Many of us own a computer and use one almost every day but never actually stop and think about how does a computer work. The word computer refers to an electronic machine that processes information accepting input and producing some output. Our most common use of the word computer, though, is to describe an electronic device containing a microprocessor. Computers get things done as a result of a combination of hardware, software, input, and output. The CPU, or central processing unit, is where most of the heavy lifting occurs. The CPU is basically a powerful calculator that processes billions of calculations per second. So what is it calculating?

The entire foundation of computers or any digital circuit is binary…the 1s and 0s..1 being a pulse of power and 0 being ground.

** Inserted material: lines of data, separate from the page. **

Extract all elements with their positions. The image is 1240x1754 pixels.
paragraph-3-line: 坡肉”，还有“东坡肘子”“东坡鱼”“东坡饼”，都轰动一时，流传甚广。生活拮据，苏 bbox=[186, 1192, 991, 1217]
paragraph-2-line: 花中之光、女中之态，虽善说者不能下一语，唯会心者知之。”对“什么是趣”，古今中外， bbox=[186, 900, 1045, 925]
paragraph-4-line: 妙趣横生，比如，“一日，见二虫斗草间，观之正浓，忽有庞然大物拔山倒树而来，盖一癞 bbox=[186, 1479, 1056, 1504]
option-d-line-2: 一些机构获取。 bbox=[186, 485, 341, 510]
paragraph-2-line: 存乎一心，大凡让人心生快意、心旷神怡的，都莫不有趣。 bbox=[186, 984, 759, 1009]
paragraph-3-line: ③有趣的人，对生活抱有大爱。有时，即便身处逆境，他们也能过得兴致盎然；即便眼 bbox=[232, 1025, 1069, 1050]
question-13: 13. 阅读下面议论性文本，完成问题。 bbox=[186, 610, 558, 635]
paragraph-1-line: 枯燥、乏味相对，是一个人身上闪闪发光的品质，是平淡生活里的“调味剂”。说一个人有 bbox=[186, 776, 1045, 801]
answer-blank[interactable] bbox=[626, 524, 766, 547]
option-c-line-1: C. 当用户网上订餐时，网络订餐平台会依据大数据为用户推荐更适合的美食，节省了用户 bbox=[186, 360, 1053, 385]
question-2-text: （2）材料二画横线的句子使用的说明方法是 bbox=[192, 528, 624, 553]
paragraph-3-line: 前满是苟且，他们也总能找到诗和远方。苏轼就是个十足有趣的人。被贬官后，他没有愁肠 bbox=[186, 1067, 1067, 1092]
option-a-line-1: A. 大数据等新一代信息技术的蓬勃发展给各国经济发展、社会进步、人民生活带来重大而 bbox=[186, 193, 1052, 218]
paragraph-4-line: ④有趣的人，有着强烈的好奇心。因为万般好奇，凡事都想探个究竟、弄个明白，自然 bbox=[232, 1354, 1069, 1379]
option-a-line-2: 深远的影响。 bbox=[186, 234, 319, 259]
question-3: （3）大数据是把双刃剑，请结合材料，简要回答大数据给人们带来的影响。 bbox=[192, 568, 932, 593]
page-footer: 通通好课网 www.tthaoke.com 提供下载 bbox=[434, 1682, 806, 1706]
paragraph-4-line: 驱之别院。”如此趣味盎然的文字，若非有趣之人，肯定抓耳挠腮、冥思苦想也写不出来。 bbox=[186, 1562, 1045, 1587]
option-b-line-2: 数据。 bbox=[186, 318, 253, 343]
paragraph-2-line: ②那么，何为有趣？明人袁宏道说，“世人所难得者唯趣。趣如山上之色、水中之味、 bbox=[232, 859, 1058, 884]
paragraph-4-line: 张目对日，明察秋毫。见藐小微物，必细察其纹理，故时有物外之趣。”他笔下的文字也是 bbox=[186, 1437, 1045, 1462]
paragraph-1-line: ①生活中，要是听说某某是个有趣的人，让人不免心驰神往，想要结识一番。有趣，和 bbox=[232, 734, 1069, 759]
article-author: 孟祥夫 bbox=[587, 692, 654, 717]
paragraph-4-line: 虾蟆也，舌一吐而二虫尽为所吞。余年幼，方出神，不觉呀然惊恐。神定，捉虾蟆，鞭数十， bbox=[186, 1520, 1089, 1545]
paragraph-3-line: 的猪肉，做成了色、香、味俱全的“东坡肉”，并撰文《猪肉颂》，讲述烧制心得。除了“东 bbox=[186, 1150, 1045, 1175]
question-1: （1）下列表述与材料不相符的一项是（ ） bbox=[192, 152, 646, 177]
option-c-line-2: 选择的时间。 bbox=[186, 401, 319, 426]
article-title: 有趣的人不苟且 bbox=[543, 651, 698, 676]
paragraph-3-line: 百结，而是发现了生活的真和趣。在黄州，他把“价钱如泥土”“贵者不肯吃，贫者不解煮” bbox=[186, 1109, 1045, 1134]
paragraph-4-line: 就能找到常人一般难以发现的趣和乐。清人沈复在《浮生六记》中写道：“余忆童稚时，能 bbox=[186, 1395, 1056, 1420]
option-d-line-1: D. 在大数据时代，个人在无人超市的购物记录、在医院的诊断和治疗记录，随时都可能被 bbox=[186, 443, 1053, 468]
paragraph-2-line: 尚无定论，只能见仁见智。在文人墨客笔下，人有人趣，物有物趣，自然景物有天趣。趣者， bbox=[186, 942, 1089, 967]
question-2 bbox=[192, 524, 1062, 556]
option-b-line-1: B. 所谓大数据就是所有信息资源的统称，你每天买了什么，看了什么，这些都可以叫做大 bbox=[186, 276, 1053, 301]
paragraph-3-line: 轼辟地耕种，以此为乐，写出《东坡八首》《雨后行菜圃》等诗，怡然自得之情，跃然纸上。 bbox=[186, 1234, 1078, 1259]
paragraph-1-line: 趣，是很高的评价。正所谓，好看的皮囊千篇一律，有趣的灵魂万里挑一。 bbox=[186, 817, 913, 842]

Let’s start from a simple circuit with a switch. This circuit has two states: if the switch is open no current passes; if it is closed, there is current passing through it. This is called a bit, the simplest unit of information, with two possible values: 0 if open, 1 if closed.

From this you can string many of them together to equal a number, that can then represent a letter, string multiple letters into words and those words can be instruction code to tell it what to do.

The processor is able to take these 1s and 0s and and perform various calculations of those numbers to perform many complicated tasks as directed by the hardware or software.

These 1s and 0s are stored on the hard drive until they are needed and then they are fetched and put into ram memory. when a program (also residing in ram memory) executes a task it runs those numbers through the cpu to calculate, pass, or manipulate the 1s and 0s in whatever way the code tells it to.

Next time you are using a computer and input a character into word, play a video game or execute a certain task, you can take a moment to recognise that in order for your computer to successfully carry out that said task, billions of calculation per second is being processed in the background. This is truly amazing.